The more readily that transformation occurs in both the United States and China, the more transportation-fuel loads will move from imported petroleum to electricity generated with domestic resources. To the degree electricity is generated with cleaner technologies, this movement also will serve environmental goals in addition to energy security goals.
“We should want to work with China on things like clean fuels and battery technologies for plug-in hybrids,” Woolsey says. “Moving decisively away from oil means we won’t have to scrap over Venezuelan oil and Indonesian oil, and it does a lot to reduce global-warming conditions.
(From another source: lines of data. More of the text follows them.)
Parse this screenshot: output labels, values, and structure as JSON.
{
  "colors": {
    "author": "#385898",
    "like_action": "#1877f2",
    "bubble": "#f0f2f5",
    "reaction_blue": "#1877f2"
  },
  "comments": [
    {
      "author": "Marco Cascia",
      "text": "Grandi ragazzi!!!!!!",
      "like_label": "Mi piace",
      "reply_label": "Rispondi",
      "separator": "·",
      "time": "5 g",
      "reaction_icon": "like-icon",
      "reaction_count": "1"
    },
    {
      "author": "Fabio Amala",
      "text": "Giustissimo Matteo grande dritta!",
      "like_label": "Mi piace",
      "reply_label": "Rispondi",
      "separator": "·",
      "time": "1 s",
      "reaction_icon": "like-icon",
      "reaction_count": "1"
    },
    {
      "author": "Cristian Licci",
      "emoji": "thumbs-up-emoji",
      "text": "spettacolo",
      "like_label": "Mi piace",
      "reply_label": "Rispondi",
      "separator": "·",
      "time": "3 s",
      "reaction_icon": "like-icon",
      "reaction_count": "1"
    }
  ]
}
That is in everyone’s best interests.”
China’s energy-demand growth poses interesting challenges and opportunities for the United States in general, and American companies in particular. In the long term, market and policy pressures are driving both the United States and China toward the same set of solutions. Some of the greatest opportunities depend on policy shifts that might take years to occur. In the meantime European and Asian companies enjoy certain advantages over American companies in terms of new technology development and investment opportunities.
However, U.S. policy winds seem to be shifting. Security hawks are forming political coalitions with environmental advocates and religious groups concerned about stewardship issues. Moreover, corporate American leaders are pressing lawmakers for greater certainty about environmental and energy-policy issues, and increasingly are pursuing business strategies that recognize the challenges and opportunities of a carbon-constrained, petroleum-poor future.
In the midst of these trends, opportunities for greater cooperation between the United States and China promise to reduce risks and yield benefits for both countries. As a strategic framework for such cooperation, the U.S.-China Commission is recommending the two countries form a working group similar to the one the United States has with Japan, to establish an ongoing dialogue that will focus on energy-security approaches and solutions that will help both countries.
“Some of this is long-term planning, as well as investment strategies to bring new products to market and determine what is economic and what is not,” Wessel says. “This is a cutting-edge issue, but it is rising to the top of the policy agenda. The public is demanding that policymakers confront the China challenge.”